Drug therapy for hemochromatosis is designed to increase iron excretion via urine and stool. This is achieved with so-called chelating agents or chelators. are substances that bind iron and are then excreted with it. In the past, the active ingredient deferoxamine was administered as a continuous infusion. Today, the active ingredient deferasirox is taken daily as a tablet.

Intensified treatment

If therapy with iron chelators does not respond adequately, severe cardiac damage exists, or rapid iron elimination is necessary for other reasons, drug therapy can be intensified. Such intensive treatment should be carried out in specialized centers. The chelating agents are then administered continuously under the skin or into the vein for 24 hours. Longer intensive administration via this route is also possible.

Risks and side effects

The benefits and risks of treatment with chelation agents should always be carefully weighed up. The active substances are suspected of inhibiting the growth of children.
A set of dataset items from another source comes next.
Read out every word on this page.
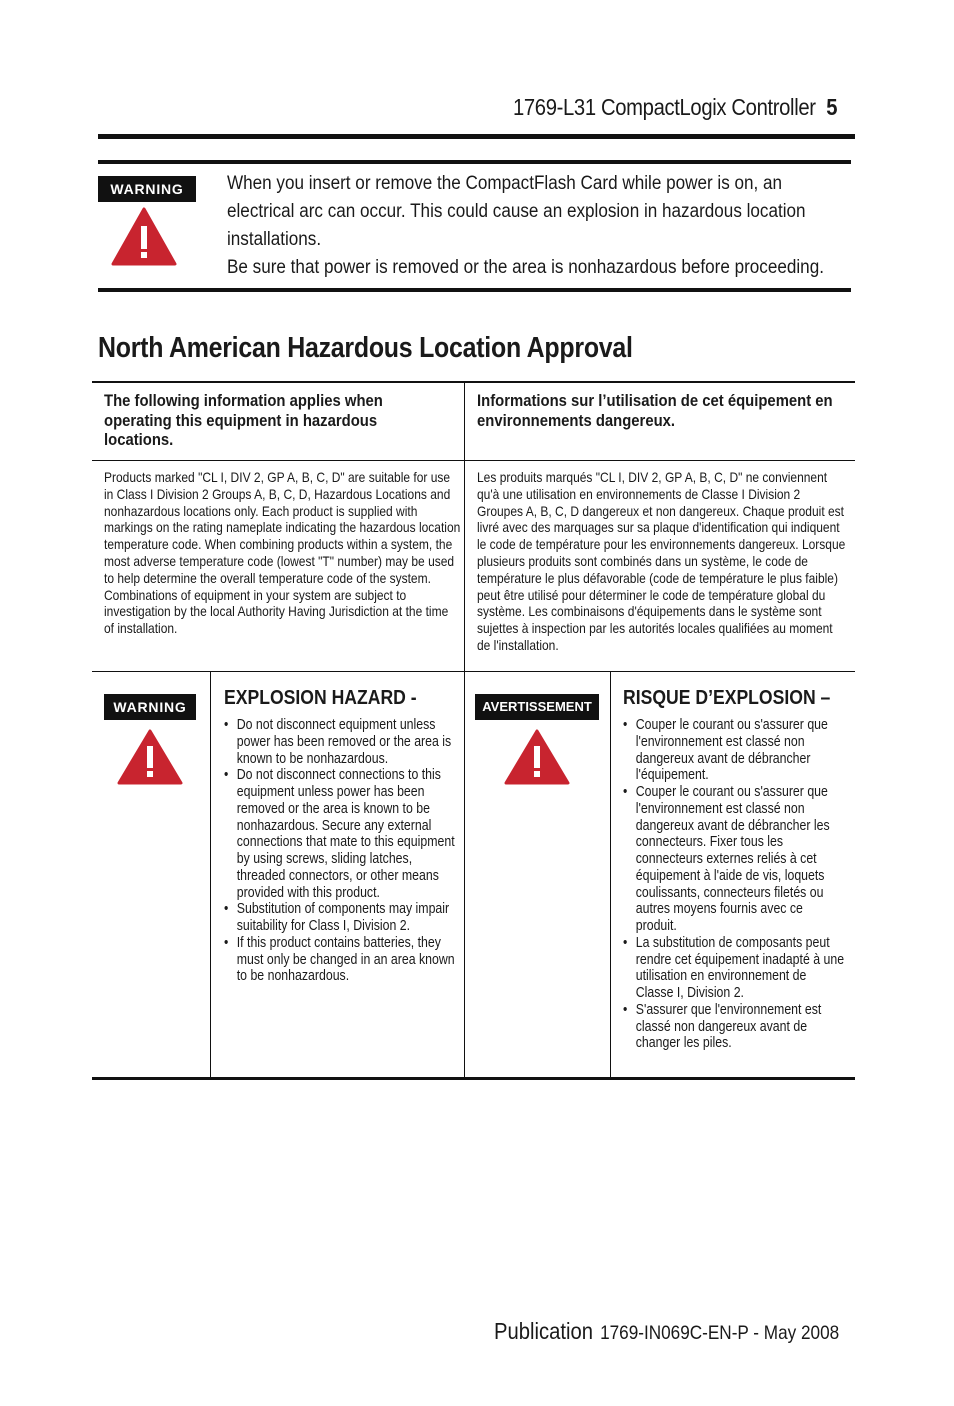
1769-L31 CompactLogix Controller 5
WARNING	When you insert or remove the CompactFlash Card while power is on, an
electrical arc can occur. This could cause an explosion in hazardous location
installations.
Be sure that power is removed or the area is nonhazardous before proceeding.
North American Hazardous Location Approval
The following information applies when operating this equipment in hazardous locations.
Informations sur l’utilisation de cet équipement en environnements dangereux.
Products marked "CL I, DIV 2, GP A, B, C, D" are suitable for use in Class I Division 2 Groups A, B, C, D, Hazardous Locations and nonhazardous locations only. Each product is supplied with markings on the rating nameplate indicating the hazardous location temperature code. When combining products within a system, the most adverse temperature code (lowest "T" number) may be used to help determine the overall temperature code of the system. Combinations of equipment in your system are subject to investigation by the local Authority Having Jurisdiction at the time of installation.
Les produits marqués "CL I, DIV 2, GP A, B, C, D" ne conviennent qu'à une utilisation en environnements de Classe I Division 2 Groupes A, B, C, D dangereux et non dangereux. Chaque produit est livré avec des marquages sur sa plaque d'identification qui indiquent le code de température pour les environnements dangereux. Lorsque plusieurs produits sont combinés dans un système, le code de température le plus défavorable (code de température le plus faible) peut être utilisé pour déterminer le code de température global du système. Les combinaisons d'équipements dans le système sont sujettes à inspection par les autorités locales qualifiées au moment de l'installation.
WARNING	EXPLOSION HAZARD -
• Do not disconnect equipment unless power has been removed or the area is known to be nonhazardous.
• Do not disconnect connections to this equipment unless power has been removed or the area is known to be nonhazardous. Secure any external connections that mate to this equipment by using screws, sliding latches, threaded connectors, or other means provided with this product.
• Substitution of components may impair suitability for Class I, Division 2.
• If this product contains batteries, they must only be changed in an area known to be nonhazardous.
AVERTISSEMENT	RISQUE D’EXPLOSION –
• Couper le courant ou s'assurer que l'environnement est classé non dangereux avant de débrancher l'équipement.
• Couper le courant ou s'assurer que l'environnement est classé non dangereux avant de débrancher les connecteurs. Fixer tous les connecteurs externes reliés à cet équipement à l'aide de vis, loquets coulissants, connecteurs filetés ou autres moyens fournis avec ce produit.
• La substitution de composants peut rendre cet équipement inadapté à une utilisation en environnement de Classe I, Division 2.
• S'assurer que l'environnement est classé non dangereux avant de changer les piles.
Publication 1769-IN069C-EN-P - May 2008
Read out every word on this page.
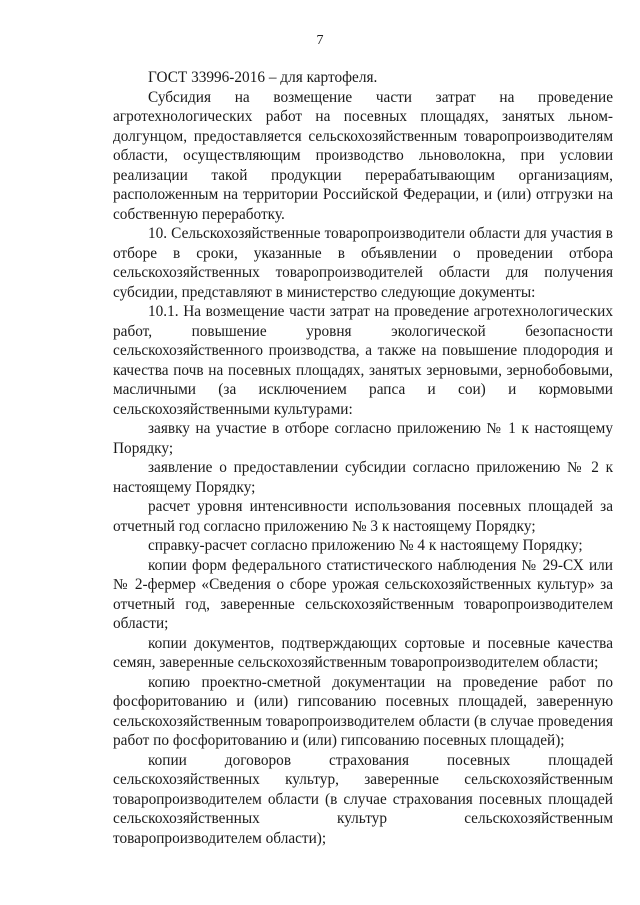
7

ГОСТ 33996-2016 – для картофеля.

Субсидия на возмещение части затрат на проведение агротехнологических работ на посевных площадях, занятых льном-долгунцом, предоставляется сельскохозяйственным товаропроизводителям области, осуществляющим производство льноволокна, при условии реализации такой продукции перерабатывающим организациям, расположенным на территории Российской Федерации, и (или) отгрузки на собственную переработку.

10. Сельскохозяйственные товаропроизводители области для участия в отборе в сроки, указанные в объявлении о проведении отбора сельскохозяйственных товаропроизводителей области для получения субсидии, представляют в министерство следующие документы:

10.1. На возмещение части затрат на проведение агротехнологических работ, повышение уровня экологической безопасности сельскохозяйственного производства, а также на повышение плодородия и качества почв на посевных площадях, занятых зерновыми, зернобобовыми, масличными (за исключением рапса и сои) и кормовыми сельскохозяйственными культурами:

заявку на участие в отборе согласно приложению № 1 к настоящему Порядку;

заявление о предоставлении субсидии согласно приложению № 2 к настоящему Порядку;

расчет уровня интенсивности использования посевных площадей за отчетный год согласно приложению № 3 к настоящему Порядку;

справку-расчет согласно приложению № 4 к настоящему Порядку;

копии форм федерального статистического наблюдения № 29-СХ или № 2-фермер «Сведения о сборе урожая сельскохозяйственных культур» за отчетный год, заверенные сельскохозяйственным товаропроизводителем области;

копии документов, подтверждающих сортовые и посевные качества семян, заверенные сельскохозяйственным товаропроизводителем области;

копию проектно-сметной документации на проведение работ по фосфоритованию и (или) гипсованию посевных площадей, заверенную сельскохозяйственным товаропроизводителем области (в случае проведения работ по фосфоритованию и (или) гипсованию посевных площадей);

копии договоров страхования посевных площадей сельскохозяйственных культур, заверенные сельскохозяйственным товаропроизводителем области (в случае страхования посевных площадей сельскохозяйственных культур сельскохозяйственным товаропроизводителем области);
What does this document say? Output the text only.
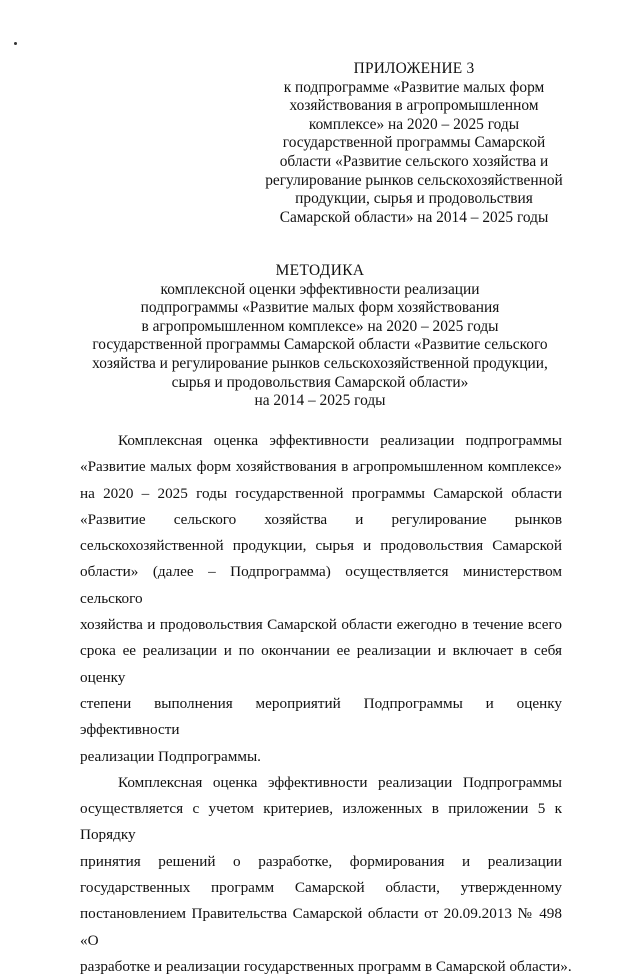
ПРИЛОЖЕНИЕ 3
к подпрограмме «Развитие малых форм
хозяйствования в агропромышленном
комплексе» на 2020 – 2025 годы
государственной программы Самарской
области «Развитие сельского хозяйства и
регулирование рынков сельскохозяйственной
продукции, сырья и продовольствия
Самарской области» на 2014 – 2025 годы
МЕТОДИКА
комплексной оценки эффективности реализации
подпрограммы «Развитие малых форм хозяйствования
в агропромышленном комплексе» на 2020 – 2025 годы
государственной программы Самарской области «Развитие сельского
хозяйства и регулирование рынков сельскохозяйственной продукции,
сырья и продовольствия Самарской области»
на 2014 – 2025 годы
Комплексная оценка эффективности реализации подпрограммы
«Развитие малых форм хозяйствования в агропромышленном комплексе»
на 2020 – 2025 годы государственной программы Самарской области
«Развитие сельского хозяйства и регулирование рынков
сельскохозяйственной продукции, сырья и продовольствия Самарской
области» (далее – Подпрограмма) осуществляется министерством сельского
хозяйства и продовольствия Самарской области ежегодно в течение всего
срока ее реализации и по окончании ее реализации и включает в себя оценку
степени выполнения мероприятий Подпрограммы и оценку эффективности
реализации Подпрограммы.
Комплексная оценка эффективности реализации Подпрограммы
осуществляется с учетом критериев, изложенных в приложении 5 к Порядку
принятия решений о разработке, формирования и реализации
государственных программ Самарской области, утвержденному
постановлением Правительства Самарской области от 20.09.2013 № 498 «О
разработке и реализации государственных программ в Самарской области».
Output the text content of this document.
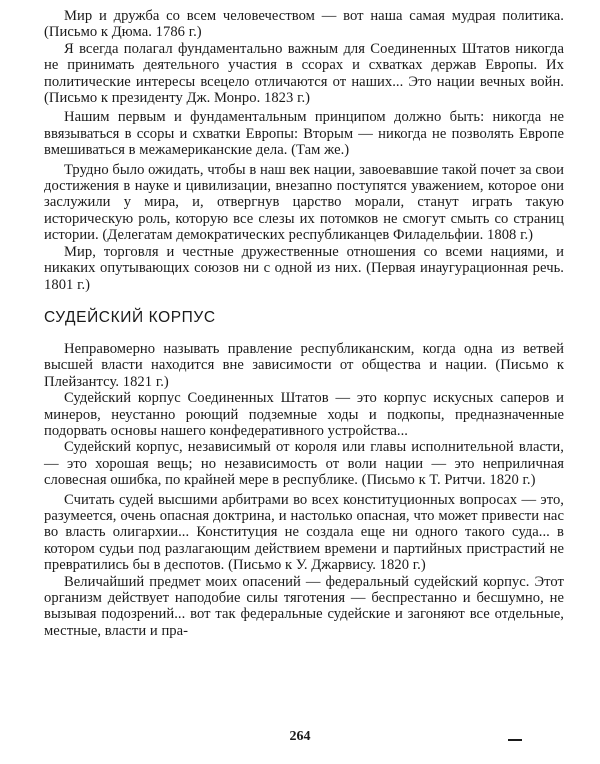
Мир и дружба со всем человечеством — вот наша самая мудрая политика. (Письмо к Дюма. 1786 г.)

Я всегда полагал фундаментально важным для Соединенных Штатов никогда не принимать деятельного участия в ссорах и схватках держав Европы. Их политические интересы всецело отличаются от наших... Это нации вечных войн. (Письмо к президенту Дж. Монро. 1823 г.)

Нашим первым и фундаментальным принципом должно быть: никогда не ввязываться в ссоры и схватки Европы: Вторым — никогда не позволять Европе вмешиваться в межамериканские дела. (Там же.)

Трудно было ожидать, чтобы в наш век нации, завоевавшие такой почет за свои достижения в науке и цивилизации, внезапно поступятся уважением, которое они заслужили у мира, и, отвергнув царство морали, станут играть такую историческую роль, которую все слезы их потомков не смогут смыть со страниц истории. (Делегатам демократических республиканцев Филадельфии. 1808 г.)

Мир, торговля и честные дружественные отношения со всеми нациями, и никаких опутывающих союзов ни с одной из них. (Первая инаугурационная речь. 1801 г.)

СУДЕЙСКИЙ КОРПУС

Неправомерно называть правление республиканским, когда одна из ветвей высшей власти находится вне зависимости от общества и нации. (Письмо к Плейзантсу. 1821 г.)

Судейский корпус Соединенных Штатов — это корпус искусных саперов и минеров, неустанно роющий подземные ходы и подкопы, предназначенные подорвать основы нашего конфедеративного устройства...

Судейский корпус, независимый от короля или главы исполнительной власти, — это хорошая вещь; но независимость от воли нации — это неприличная словесная ошибка, по крайней мере в республике. (Письмо к Т. Ритчи. 1820 г.)

Считать судей высшими арбитрами во всех конституционных вопросах — это, разумеется, очень опасная доктрина, и настолько опасная, что может привести нас во власть олигархии... Конституция не создала еще ни одного такого суда... в котором судьи под разлагающим действием времени и партийных пристрастий не превратились бы в деспотов. (Письмо к У. Джарвису. 1820 г.)

Величайший предмет моих опасений — федеральный судейский корпус. Этот организм действует наподобие силы тяготения — беспрестанно и бесшумно, не вызывая подозрений... вот так федеральные судейские и загоняют все отдельные, местные, власти и пра-

264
In adults, gastrointestinal complaints, skin rashes and an increase in liver enzyme concentrations in the blood are typical side effects of iron chelators. Inner ear and visual disturbances, fever, headaches and joint complaints may also occur.

Pregnant women with hemochromatosis should seek advice from specialized centers.

Hemochromatosis: Diet

A strict low-iron diet is very difficult to follow and is also not very effective. For this reason, no specific hemochromatosis diet is recommended.

However, it is advisable to avoid iron-rich foods such as offal. It should also be noted that coffee and tea can reduce iron absorption, while more iron is absorbed in the intestine through the consumption of alcohol. Red wines can also be rich in iron. Therefore, affected individuals should avoid alcohol as much as possible.

Taking vitamin supplements is not recommended.

The best beverage to drink with meals is black tea to reduce iron absorption from food.

Organ transplantation

Hemochromatosis: disease course and prognosis

If hemochromatosis is detected and treated early – before late complications such as cirrhosis of the liver, cardiomyopathy or diabetes mellitus occur – affected individuals have a normal life expectancy.

The prognosis is significantly worse if hemochromatosis is detected late or is not treated. Also, if anemia necessitates frequent blood transfusions, iron overload can progress more rapidly. Most feared is severe heart damage, which can lead to (sudden) heart failure resulting in death. Regular monitoring of organ functions, especially the heart and liver, are therefore absolutely essential.